As the text highlights, not all comment sections on platforms are interested in spreading misinformation or arguing with others. Instead, users react in ways that demonstrate their playful engagement with the content or bemusement. These responses are “slap-dash, confusing, amusing, revealing and weird” (Reagle, 2015). This quote further reinforces the idea of “bemused” behavior on the internet. This could be broken down into components. The “slap-dash” behavior reflects the natural behavior of humans as they respond to the content. The critic about these comments is that they are very “in the moment.” In class, we discussed how human behavior might change in a given moment. This applies to comments, as they are created in response to a context.

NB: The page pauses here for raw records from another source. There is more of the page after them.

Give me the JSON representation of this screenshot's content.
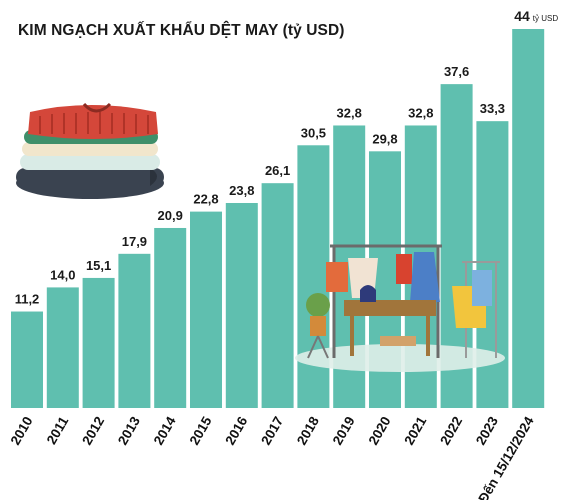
{
  "chart_data": {
    "type": "bar",
    "title": "KIM NGẠCH XUẤT KHẨU DỆT MAY (tỷ USD)",
    "categories": [
      "2010",
      "2011",
      "2012",
      "2013",
      "2014",
      "2015",
      "2016",
      "2017",
      "2018",
      "2019",
      "2020",
      "2021",
      "2022",
      "2023",
      "Đến 15/12/2024"
    ],
    "values": [
      11.2,
      14.0,
      15.1,
      17.9,
      20.9,
      22.8,
      23.8,
      26.1,
      30.5,
      32.8,
      29.8,
      32.8,
      37.6,
      33.3,
      44
    ],
    "value_labels": [
      "11,2",
      "14,0",
      "15,1",
      "17,9",
      "20,9",
      "22,8",
      "23,8",
      "26,1",
      "30,5",
      "32,8",
      "29,8",
      "32,8",
      "37,6",
      "33,3",
      "44"
    ],
    "last_value_unit": "tỷ USD",
    "xlabel": "",
    "ylabel": "",
    "ylim": [
      0,
      44
    ],
    "grid": false,
    "legend": "none",
    "bar_color": "#5fbfaf"
  },
  "illustrations": {
    "left": "folded-clothes-stack-icon",
    "right": "clothing-rack-shop-icon"
  }
}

However, it is extremely important to recognize that the context is relevant in the moment and loses its relevance as it travels to other platforms.
Comment sections are areas where individuals can interpret information and respond in real time. A more extreme version of this would be live streaming on platforms such as Youtube Twitch, Kick, and more. The streamer is flooded with real-time comments that could range from negative to positive. Applying the “slap-dash” behavior, users react to current information in forms of comments that are written without reflection, which varies from harmful to positive. Comments that were made during this time could be easily misinterpreted as they can be manipulated and put out of place where the context was not similar (Reagle, 2015). Understanding and evaluating online comments is a difficult task because context is misaligned or lost in translation as they cross different platforms. The more people who join the conversation, the more the original meaning/context of the thread loses significance and becomes confusing. Should these online platforms take more responsibility for highlighting the original thread to avoid confusion and misunderstandings that lead to further discourses? Finally, if all comments are often bemused, what's the best way to approach them? Less seriously or not trusting at all?